T.C. İstanbul Anadolu 12. ASLİYE TİCARET MAHKEMESİ
ESAS NO: 2021/445 Esas
KARAR NO: 2022/902
DAVA: Menfi Tespit (Hizmet Sözleşmesinden Kaynaklanan)
DAVA TARİHİ: 13/07/2021
KARAR TARİHİ: 27/12/2022
Mahkememizde görülmekte olan Menfi Tespit (Hizmet Sözleşmesinden Kaynaklanan) davasının yapılan açık yargılaması sonunda,
GEREĞİ DÜŞÜNÜLDÜ:
DAVA :Davacı vekilinin dava dilekçesinde özetle; müvekkili aleyhine, davalı tarafından —- sayılı dosyası ile takip başlattığını, icra takibinin fahiş ve hukuka aykırı reeskont faizi işletildiğini, bu reeskont faizine de faiz işletildiğini, icra takibindeki faturaya bir itirazı olmadığını, icra takibinde fatura tarihinden takip tarihine kadar—-reeskont faizinin iki defa eklendiğini, takip tarihinden sonra —- faize tekrar faiz işletildiğini, davalının fatura tarihi —– olmasına rağmen —-günlük sürenin sonu olan —- tarihinden itibaren faiz işletmesi gerekirken takipten önce iki defa — yıllık reeskont faiz işletildiğini, takipte sonra bu faizlere de faiz işletildiğini beyanla; davanın kabulü ile, —-sayılı icra dosyasındaki takipten önce ve takipten sonra hukuka aykırı olarak işletilen faiz bedelleri yönünden borçlu olmadığının tespitine, alacağın yüzde yirmisinden az olmamak kaydıyla davalının tazminata mahkûm edilmesine, yargılama giderleri ve vekâlet ücretinin karşı tarafa yükletilmesine karar verilmesini talep ve dava etmiştir.
SAVUNMA
Davalı vekili cevap dilekçesinde özetle; davacının takibe itirazda bulunmadığını, takibin kesinleştiğini, icra takibindeki asıl alacakların hatalı yorumlandığını, asıl alacakların faiz olarak değerlendirildiğini, takip talebi ve ödeme emrinde—- ödeme tarihli alacak,—–ödeme tarihli alacak olmak üzere toplamda işlemiş faiz hariç —— bedelin talep edildiğini, yapılan işlemlerin ticari iş niteliğinde olması sebebi ile takip önce ve sonrası işlemek üzere avans faizi talep edildiği, işletilen bütün faizlerin her birinin ayrı alacak için işletildiğini, takibe konu alacakların her birinin farklı dönemlere ait olduğunu beyanla, davanın reddine, davanın açılmasında ve borcun ödenmemesinde tamamen kötüniyetli olan davacının İ.İ.K.m.72/4 uyarınca alacağın %20’ sinden az olmamak üzere kötüniyet tazminatına hükmolunmasına, yargılama giderleri ile vekalet ücretinin de davacı üzerinde bırakılmasına karar verilmesini talep etmiştir.
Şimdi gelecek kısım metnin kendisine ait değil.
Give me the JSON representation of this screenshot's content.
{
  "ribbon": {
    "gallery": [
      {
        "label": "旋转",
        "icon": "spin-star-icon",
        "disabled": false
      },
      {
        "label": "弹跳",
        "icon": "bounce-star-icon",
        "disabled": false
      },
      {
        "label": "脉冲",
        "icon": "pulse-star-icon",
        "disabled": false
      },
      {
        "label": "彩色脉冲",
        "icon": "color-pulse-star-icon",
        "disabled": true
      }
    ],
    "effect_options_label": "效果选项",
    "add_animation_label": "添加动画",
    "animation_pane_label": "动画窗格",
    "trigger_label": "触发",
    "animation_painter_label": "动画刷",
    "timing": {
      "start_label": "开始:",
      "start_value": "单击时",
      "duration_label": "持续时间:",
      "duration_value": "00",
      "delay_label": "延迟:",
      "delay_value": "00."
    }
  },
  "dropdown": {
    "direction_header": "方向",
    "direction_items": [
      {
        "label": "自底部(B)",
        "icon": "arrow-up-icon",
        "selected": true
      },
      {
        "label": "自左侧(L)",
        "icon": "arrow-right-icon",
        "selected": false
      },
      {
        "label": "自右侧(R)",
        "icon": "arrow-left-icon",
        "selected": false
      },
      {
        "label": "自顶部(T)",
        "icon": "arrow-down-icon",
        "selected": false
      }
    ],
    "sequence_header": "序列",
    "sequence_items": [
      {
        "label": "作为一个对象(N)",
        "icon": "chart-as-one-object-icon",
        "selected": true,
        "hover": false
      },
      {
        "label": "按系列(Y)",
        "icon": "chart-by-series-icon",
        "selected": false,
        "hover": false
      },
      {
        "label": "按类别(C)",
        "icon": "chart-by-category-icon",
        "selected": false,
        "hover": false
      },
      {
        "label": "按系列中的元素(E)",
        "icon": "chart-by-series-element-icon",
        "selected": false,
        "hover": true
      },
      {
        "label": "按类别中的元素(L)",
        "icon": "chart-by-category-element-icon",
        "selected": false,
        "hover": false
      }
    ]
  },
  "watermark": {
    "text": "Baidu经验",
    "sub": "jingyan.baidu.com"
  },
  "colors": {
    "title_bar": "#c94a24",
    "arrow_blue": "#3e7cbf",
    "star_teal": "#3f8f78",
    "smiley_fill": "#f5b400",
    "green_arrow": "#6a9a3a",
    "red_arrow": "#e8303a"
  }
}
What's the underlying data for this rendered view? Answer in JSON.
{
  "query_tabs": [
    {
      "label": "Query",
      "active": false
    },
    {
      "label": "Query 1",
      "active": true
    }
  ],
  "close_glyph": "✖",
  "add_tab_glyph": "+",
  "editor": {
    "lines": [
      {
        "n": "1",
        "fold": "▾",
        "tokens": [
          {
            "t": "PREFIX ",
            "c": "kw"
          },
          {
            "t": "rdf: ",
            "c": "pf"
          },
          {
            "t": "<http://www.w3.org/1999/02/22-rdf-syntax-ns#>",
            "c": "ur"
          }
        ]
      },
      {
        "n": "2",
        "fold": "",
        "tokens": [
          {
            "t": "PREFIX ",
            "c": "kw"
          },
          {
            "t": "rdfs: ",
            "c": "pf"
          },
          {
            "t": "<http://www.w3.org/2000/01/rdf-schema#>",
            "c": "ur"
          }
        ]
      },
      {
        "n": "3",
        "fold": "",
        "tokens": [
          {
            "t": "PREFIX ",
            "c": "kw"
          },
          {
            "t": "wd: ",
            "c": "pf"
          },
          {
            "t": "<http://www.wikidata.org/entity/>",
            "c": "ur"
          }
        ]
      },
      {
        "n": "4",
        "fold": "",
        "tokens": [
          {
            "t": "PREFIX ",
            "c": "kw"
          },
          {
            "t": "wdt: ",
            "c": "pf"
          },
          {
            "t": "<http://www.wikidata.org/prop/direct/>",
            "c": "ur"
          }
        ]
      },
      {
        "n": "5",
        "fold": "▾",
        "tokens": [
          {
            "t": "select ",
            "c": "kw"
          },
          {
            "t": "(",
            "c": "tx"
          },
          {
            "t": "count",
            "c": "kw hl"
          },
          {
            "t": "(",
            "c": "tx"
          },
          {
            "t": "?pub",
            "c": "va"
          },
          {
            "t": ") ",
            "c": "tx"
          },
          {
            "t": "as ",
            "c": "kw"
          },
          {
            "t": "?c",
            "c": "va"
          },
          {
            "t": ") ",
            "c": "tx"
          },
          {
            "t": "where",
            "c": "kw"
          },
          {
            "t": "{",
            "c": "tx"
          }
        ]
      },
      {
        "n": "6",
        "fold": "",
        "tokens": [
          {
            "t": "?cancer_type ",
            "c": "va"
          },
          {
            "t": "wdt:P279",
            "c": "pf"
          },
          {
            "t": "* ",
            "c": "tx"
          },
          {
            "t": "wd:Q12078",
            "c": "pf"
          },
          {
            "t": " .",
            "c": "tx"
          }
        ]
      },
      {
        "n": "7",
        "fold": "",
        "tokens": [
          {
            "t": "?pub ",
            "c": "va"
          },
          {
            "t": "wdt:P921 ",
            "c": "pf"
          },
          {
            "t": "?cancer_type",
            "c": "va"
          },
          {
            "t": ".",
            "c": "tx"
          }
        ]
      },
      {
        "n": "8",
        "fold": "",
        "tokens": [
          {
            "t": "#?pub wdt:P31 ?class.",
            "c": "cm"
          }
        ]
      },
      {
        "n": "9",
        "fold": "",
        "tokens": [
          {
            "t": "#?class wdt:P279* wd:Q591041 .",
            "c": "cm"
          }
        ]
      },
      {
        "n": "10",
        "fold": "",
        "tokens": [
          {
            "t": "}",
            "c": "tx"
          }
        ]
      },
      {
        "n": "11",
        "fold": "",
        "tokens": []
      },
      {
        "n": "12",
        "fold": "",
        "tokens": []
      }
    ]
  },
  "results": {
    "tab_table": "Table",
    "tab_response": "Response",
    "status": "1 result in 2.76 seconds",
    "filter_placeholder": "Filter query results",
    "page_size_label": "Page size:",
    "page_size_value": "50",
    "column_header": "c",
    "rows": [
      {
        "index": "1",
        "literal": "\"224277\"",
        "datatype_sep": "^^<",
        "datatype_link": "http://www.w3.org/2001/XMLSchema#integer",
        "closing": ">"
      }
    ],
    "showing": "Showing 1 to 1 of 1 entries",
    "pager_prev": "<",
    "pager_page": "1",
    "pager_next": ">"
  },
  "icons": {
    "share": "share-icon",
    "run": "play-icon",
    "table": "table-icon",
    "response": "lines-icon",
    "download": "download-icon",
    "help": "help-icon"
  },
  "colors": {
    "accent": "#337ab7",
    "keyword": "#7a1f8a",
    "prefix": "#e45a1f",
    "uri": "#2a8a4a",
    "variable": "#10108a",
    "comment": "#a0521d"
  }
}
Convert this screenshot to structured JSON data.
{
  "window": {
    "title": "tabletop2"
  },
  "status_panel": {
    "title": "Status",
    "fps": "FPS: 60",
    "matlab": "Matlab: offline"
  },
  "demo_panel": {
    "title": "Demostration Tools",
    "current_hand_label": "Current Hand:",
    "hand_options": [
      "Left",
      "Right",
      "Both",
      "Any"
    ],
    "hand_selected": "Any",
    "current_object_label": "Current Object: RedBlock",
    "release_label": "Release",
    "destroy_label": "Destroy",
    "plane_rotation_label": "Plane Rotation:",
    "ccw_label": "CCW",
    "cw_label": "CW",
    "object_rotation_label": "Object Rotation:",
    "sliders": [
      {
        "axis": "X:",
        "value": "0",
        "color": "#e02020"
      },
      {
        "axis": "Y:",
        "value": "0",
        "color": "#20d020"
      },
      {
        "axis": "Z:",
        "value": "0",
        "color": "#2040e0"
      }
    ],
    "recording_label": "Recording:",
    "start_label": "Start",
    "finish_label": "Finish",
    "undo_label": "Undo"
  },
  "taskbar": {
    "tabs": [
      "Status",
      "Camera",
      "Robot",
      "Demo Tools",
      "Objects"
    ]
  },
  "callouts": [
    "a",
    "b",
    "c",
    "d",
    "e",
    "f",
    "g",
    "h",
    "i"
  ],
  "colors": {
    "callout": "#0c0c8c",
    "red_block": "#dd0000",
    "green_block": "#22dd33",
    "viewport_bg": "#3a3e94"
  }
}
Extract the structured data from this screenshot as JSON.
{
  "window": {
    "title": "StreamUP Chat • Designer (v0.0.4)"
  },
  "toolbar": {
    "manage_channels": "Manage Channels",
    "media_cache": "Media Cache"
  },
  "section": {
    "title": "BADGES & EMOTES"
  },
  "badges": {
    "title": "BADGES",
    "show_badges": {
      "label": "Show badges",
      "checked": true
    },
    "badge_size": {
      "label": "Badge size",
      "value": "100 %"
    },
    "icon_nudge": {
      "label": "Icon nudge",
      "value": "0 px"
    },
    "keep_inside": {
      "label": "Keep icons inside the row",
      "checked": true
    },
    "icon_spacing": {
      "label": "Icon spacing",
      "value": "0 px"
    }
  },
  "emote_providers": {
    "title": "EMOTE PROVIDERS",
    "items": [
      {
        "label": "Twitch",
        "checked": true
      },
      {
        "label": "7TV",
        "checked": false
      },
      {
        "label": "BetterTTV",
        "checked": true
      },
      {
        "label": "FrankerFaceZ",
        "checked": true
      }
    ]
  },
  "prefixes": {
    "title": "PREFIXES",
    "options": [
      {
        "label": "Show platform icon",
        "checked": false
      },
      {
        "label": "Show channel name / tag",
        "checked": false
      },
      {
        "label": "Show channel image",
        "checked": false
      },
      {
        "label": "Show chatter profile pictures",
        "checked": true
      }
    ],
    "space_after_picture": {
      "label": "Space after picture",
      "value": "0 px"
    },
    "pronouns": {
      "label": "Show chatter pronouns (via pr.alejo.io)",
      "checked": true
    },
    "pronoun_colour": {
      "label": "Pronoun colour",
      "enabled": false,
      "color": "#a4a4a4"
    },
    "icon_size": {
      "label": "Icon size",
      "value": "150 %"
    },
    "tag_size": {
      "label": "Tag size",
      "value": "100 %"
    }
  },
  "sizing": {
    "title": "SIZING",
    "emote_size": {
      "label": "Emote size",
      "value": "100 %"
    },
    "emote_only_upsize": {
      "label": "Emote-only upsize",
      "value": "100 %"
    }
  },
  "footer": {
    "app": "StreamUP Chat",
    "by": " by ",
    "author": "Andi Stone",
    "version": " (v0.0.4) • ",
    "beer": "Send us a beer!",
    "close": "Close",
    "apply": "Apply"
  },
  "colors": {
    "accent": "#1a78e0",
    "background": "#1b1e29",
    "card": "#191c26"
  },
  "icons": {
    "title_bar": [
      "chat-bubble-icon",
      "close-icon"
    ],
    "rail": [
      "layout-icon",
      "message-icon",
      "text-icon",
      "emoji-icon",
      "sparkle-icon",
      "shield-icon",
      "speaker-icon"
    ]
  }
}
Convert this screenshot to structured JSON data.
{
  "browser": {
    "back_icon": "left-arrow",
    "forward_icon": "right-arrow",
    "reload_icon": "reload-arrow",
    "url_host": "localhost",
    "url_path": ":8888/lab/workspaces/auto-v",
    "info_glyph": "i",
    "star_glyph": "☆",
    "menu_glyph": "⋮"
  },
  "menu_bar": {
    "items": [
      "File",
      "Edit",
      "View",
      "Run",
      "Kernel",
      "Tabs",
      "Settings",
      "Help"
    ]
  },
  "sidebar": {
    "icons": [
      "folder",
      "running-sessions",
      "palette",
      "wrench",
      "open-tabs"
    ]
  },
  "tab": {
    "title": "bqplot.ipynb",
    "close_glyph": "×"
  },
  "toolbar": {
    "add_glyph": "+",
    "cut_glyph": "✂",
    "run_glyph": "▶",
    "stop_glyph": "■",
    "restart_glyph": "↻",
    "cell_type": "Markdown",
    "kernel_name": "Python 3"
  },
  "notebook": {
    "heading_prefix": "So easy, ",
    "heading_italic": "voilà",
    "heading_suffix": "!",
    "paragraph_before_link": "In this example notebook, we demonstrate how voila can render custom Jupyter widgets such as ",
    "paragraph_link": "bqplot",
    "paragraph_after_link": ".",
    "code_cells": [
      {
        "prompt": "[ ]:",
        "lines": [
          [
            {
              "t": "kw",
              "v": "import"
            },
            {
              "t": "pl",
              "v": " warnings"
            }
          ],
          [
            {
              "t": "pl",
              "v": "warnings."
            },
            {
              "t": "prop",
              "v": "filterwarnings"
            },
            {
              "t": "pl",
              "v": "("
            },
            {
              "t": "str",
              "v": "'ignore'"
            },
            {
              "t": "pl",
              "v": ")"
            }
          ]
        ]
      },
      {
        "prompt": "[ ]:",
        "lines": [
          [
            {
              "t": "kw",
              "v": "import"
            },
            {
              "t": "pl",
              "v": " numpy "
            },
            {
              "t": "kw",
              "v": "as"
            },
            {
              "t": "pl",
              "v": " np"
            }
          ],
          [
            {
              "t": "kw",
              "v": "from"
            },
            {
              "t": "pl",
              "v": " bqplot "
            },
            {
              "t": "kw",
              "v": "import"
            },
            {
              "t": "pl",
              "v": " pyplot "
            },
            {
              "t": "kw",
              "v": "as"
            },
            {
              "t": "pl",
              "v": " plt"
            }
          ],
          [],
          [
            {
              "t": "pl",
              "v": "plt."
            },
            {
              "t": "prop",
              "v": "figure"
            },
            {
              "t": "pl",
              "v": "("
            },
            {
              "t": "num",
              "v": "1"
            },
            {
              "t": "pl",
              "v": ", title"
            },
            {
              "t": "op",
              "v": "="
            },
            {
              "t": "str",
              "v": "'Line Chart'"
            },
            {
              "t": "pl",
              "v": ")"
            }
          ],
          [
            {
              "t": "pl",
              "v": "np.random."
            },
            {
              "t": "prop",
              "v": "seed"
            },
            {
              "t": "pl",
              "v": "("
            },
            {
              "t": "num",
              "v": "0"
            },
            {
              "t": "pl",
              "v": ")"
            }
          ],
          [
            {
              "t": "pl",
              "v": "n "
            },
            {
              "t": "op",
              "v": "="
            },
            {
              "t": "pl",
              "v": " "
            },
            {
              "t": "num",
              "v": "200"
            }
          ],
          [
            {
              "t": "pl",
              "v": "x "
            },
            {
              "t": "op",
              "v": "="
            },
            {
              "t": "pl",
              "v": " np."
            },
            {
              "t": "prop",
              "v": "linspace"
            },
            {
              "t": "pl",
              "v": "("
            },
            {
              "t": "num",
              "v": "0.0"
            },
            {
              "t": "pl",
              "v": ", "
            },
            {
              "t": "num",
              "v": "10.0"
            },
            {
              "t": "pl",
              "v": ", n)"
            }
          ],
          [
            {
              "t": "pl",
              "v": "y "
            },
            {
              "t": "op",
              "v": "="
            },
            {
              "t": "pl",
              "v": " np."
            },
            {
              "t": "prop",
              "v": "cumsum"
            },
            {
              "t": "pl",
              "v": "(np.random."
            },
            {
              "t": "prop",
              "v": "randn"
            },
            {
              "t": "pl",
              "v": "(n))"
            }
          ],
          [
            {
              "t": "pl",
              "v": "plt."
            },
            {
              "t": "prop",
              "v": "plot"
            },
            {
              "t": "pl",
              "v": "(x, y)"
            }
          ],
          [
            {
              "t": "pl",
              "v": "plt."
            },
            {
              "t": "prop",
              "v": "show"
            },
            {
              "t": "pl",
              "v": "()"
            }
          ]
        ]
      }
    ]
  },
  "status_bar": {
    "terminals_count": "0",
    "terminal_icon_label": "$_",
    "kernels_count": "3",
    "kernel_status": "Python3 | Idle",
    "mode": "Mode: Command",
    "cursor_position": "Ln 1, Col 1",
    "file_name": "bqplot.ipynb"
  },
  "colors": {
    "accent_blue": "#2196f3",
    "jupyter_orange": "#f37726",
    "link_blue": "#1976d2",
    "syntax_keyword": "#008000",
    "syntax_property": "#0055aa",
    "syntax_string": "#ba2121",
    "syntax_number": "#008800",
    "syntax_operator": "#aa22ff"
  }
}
İNCELEME VE GEREKÇE: Dava hukuki niteliği itibariyle, davacı aleyhine başlatılan icra takibi nedeni ile borçlu olunmadığının tespitine yönelik olarak açılan menfi tespit davası istemine ilişkin olup yargılama devam ederken icra dosyasının infaz ile kapatılması sebebiyle menfi tespit davası istirdat davasına dönüşmüştür..
Mahkemece yapılan yargılama sırasında taraflarca gösterilen deliller toplanmış ve konunun incelenmesi uzmanlık gerektiren yönleri bulunduğundan bilirkişi incelemesi yaptırılmıştır.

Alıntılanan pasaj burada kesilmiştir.